Notable proposals in higher education include a $1 billion Race to the Top competition designed to boost college affordability, a return to a variable interest rate for student loans, and an $8 billion fund for partnerships between community colleges and businesses to align education with workforce needs.
The original Race to the Top competition came through economic stimulus grants to states and has been touted by the Obama administration as a catalyst for significant reforms in K-12.
The new proposed version, giving states an incentive to make higher education more affordable and boost college graduation rates, could gain traction because Congress has a history of supporting the president in recent years in K-12 competitive programs. But a lot “depends on the details and whether the higher-ed lobby is willing to accept it,” says Mr.

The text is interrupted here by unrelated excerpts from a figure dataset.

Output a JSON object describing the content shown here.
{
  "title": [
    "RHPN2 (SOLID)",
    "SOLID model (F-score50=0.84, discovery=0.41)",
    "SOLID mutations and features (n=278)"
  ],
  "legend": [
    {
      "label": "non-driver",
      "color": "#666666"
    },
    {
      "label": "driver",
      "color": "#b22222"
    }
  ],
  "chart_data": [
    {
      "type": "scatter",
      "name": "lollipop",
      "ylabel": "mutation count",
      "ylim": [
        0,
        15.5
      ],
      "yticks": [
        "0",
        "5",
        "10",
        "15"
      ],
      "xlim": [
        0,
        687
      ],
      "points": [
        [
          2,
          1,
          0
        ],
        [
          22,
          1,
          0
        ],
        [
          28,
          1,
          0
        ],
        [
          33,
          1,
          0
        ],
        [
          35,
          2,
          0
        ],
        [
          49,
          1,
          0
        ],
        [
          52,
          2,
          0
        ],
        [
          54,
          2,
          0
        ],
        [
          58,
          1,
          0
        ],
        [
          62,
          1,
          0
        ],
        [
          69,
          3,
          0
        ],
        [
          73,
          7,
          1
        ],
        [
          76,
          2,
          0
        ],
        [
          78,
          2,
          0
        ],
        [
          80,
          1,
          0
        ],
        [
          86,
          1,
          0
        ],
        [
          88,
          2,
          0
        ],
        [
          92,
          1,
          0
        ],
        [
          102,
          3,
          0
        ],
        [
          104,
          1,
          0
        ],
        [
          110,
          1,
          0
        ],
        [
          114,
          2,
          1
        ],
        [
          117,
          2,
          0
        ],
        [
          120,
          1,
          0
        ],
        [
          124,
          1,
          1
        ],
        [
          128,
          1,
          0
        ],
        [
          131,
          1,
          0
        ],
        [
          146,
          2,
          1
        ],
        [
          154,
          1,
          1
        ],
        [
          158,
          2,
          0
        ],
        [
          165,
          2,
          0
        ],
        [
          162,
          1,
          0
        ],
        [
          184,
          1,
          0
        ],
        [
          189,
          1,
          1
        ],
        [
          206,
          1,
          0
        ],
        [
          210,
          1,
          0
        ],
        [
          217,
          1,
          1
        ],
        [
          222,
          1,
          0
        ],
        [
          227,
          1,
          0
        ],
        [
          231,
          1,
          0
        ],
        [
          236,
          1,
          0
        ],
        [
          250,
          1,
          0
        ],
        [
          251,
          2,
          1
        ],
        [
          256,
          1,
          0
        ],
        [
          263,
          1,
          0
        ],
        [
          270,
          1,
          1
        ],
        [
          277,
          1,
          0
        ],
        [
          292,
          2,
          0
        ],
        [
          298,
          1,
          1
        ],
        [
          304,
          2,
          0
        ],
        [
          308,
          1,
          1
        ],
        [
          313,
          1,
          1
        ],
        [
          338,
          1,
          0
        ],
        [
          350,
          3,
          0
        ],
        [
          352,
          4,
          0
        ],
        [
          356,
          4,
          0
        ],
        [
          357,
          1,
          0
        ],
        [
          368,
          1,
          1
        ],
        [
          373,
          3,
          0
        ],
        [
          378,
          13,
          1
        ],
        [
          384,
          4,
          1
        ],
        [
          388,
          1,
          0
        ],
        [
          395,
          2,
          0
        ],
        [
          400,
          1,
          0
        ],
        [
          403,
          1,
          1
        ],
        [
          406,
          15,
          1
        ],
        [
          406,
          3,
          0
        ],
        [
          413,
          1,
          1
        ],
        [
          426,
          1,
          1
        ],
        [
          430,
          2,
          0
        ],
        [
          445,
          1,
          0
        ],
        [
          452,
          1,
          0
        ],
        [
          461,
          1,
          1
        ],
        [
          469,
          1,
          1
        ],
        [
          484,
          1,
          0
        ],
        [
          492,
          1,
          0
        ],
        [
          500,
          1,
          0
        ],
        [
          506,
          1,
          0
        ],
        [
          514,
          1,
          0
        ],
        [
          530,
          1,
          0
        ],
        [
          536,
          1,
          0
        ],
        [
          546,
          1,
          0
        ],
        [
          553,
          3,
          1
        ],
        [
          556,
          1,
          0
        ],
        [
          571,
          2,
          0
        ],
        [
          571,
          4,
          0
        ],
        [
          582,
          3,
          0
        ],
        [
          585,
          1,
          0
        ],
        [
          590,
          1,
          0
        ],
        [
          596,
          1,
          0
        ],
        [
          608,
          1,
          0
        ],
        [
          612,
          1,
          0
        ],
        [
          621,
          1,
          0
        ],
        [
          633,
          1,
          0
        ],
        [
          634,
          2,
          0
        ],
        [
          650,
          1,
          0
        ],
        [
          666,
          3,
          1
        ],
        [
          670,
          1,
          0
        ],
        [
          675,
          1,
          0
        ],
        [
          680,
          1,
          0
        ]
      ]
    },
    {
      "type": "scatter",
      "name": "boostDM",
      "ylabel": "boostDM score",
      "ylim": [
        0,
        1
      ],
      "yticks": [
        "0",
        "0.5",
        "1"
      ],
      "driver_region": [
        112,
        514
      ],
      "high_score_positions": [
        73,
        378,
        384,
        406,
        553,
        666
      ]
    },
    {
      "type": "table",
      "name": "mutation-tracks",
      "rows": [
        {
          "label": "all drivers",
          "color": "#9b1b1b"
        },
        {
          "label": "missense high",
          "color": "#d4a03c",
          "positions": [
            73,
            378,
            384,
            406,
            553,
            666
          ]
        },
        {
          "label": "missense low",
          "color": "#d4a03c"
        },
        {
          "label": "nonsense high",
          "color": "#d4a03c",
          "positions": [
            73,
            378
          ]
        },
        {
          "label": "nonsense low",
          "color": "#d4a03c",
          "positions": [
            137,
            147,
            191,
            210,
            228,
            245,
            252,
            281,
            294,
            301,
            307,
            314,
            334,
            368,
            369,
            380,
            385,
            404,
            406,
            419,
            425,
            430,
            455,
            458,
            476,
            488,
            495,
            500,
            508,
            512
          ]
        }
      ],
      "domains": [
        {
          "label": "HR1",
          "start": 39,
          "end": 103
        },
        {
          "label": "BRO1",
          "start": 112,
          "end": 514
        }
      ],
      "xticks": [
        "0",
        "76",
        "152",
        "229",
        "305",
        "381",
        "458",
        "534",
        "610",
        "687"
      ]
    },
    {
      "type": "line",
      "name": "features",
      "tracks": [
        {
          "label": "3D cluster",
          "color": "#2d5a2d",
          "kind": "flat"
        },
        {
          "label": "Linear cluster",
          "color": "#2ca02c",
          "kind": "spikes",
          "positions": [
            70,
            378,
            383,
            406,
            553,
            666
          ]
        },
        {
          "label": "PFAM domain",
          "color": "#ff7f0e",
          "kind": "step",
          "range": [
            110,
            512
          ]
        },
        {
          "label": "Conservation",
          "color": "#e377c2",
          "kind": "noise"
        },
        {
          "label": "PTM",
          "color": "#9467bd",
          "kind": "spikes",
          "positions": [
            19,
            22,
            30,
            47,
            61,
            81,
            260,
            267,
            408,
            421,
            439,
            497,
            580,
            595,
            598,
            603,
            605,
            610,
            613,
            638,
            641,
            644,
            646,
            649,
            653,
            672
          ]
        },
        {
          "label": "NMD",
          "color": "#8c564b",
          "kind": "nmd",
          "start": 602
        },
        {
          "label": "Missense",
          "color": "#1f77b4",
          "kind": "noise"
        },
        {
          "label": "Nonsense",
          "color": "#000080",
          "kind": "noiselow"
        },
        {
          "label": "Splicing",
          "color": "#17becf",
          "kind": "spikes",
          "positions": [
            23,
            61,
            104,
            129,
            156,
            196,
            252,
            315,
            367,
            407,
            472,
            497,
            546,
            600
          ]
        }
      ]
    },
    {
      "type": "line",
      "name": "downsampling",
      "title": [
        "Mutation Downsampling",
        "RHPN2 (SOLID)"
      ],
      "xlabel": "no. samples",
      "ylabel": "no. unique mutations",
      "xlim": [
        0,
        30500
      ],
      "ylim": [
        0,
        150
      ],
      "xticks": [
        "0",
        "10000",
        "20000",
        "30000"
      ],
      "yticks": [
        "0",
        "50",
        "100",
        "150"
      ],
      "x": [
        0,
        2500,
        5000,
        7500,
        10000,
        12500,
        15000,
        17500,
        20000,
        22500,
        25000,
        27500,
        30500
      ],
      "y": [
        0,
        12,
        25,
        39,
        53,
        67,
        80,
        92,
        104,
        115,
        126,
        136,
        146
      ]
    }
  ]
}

Petrilli of Fordham.
It could face opposition from Republicans, many of whom feel the administration “went much further in the K-12 Race to the Top than they ever envisioned,” says Terry Hartle, a senior vice president at the American Council on Education in Washington.
But more likely to be the subject of active debate is the interest-rate proposal, Mr. Hartle says. For one, the current fixed rate of 3.4 percent on federal student loans is due to go up to 6.8 percent in July if Congress doesn’t act.

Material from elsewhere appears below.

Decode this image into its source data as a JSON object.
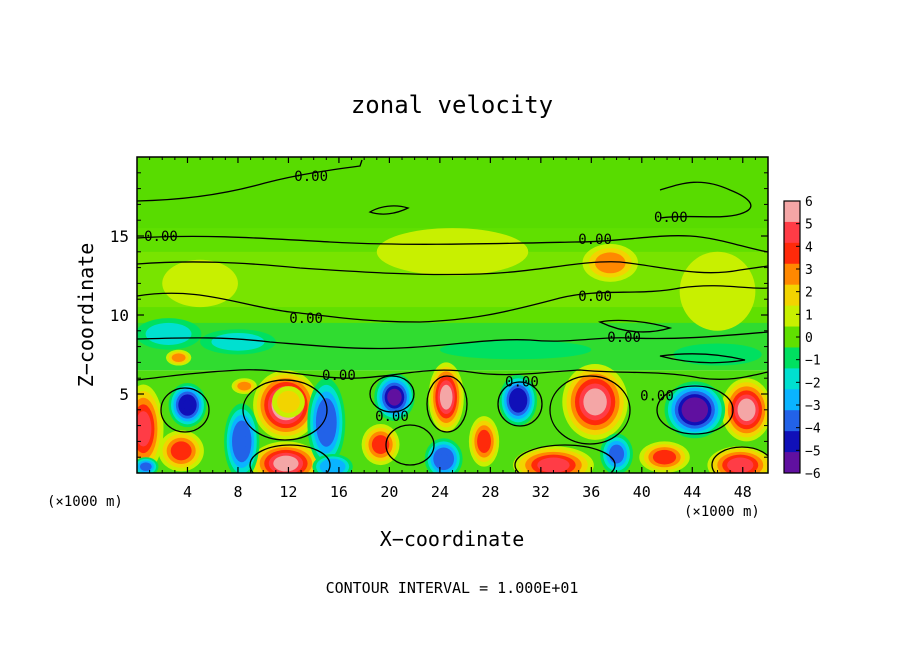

This same expected increase was averted last year by a temporary measure. To avoid such periodic battles, the Obama administration and some senators have proposed tying student interest rates each year to a market rate (though each loan would then be fixed for the life of the loan). The rate would be close to what the government pays to borrow money.

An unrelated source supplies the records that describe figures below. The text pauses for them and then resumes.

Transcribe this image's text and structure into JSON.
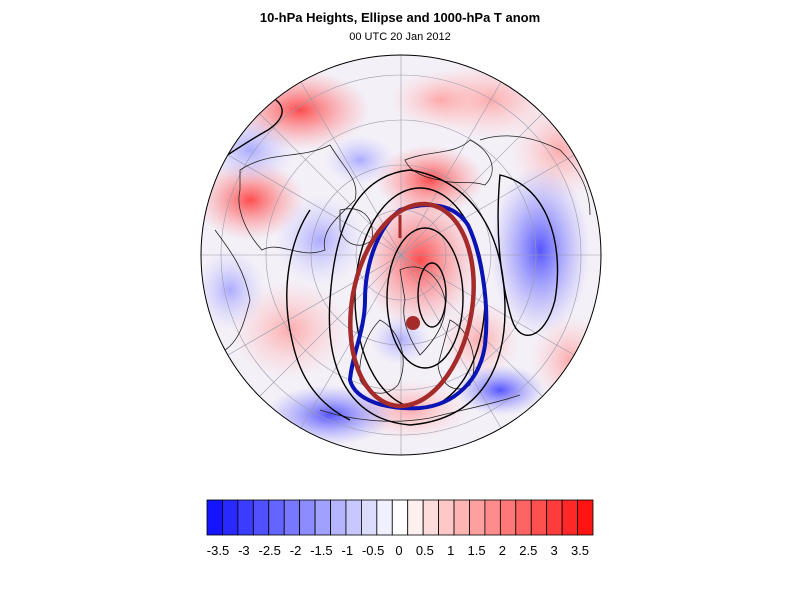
{
  "header": {
    "title": "10-hPa Heights, Ellipse and 1000-hPa T anom",
    "subtitle": "00 UTC 20 Jan 2012"
  },
  "map": {
    "projection": "polar stereographic (north pole)",
    "fill_variable": "1000-hPa T anom",
    "contour_variable": "10-hPa Heights",
    "overlays": [
      "blue vortex edge contour",
      "red fitted ellipse",
      "ellipse centroid marker"
    ],
    "colors": {
      "ellipse": "#a52a2a",
      "vortex_edge": "#0a14b4",
      "contours": "#000000",
      "warm_max": "#ff0000",
      "cold_max": "#0000ff"
    }
  },
  "colorbar": {
    "tick_labels": [
      "-3.5",
      "-3",
      "-2.5",
      "-2",
      "-1.5",
      "-1",
      "-0.5",
      "0",
      "0.5",
      "1",
      "1.5",
      "2",
      "2.5",
      "3",
      "3.5"
    ],
    "colors": [
      "#1414ff",
      "#2828ff",
      "#3c3cff",
      "#5050ff",
      "#6464ff",
      "#7878ff",
      "#8c8cff",
      "#a0a0ff",
      "#b4b4ff",
      "#c8c8ff",
      "#dcdcff",
      "#f0f0ff",
      "#ffffff",
      "#fff0f0",
      "#ffdcdc",
      "#ffc8c8",
      "#ffb4b4",
      "#ffa0a0",
      "#ff8c8c",
      "#ff7878",
      "#ff6464",
      "#ff5050",
      "#ff3c3c",
      "#ff2828",
      "#ff1414"
    ]
  }
}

Moreover, rather than proposing a cap on the interest rate, the administration wants to expand to all student borrowers a program that currently allows some to cap their repayment rate at 10 percent of their discretionary income.
The Obama budget would also increase by $150 million the Federal Work-Study Program, which could double the number of participants over five years. It would direct the funding to institutions that have a good track record of helping students from low-income families complete college.
Rep. John Kline (R) of Minnesota, chairman of the House Education and the Workforce Committee, issued a statement in response to the president’s budget Wednesday, indicating openness to discuss the student-loan interest-rate proposal, but criticizing the elements pertaining to job training, which “would pile even more programs and spending onto the broken workforce development system.”
The Senate, controlled by Democrats, has put forth a budget outline more supportive of investments in education, including a nonspecific plan for early-childhood education.
One of the big topics going forward, says Mr. DeSchryver of Whiteboard Advisors, will probably be “the role of competitive grants ... that have been the crown jewels for this administration in education – a discussion of how effective they’ve been and whether they deserve more funding.” The Obama administration has seen the federal government’s role not just as a supplier of funds for disadvantaged students, but also as a promoter of innovation and reform, he says. “But given the fiscal scarcity at the federal level, will that continue?”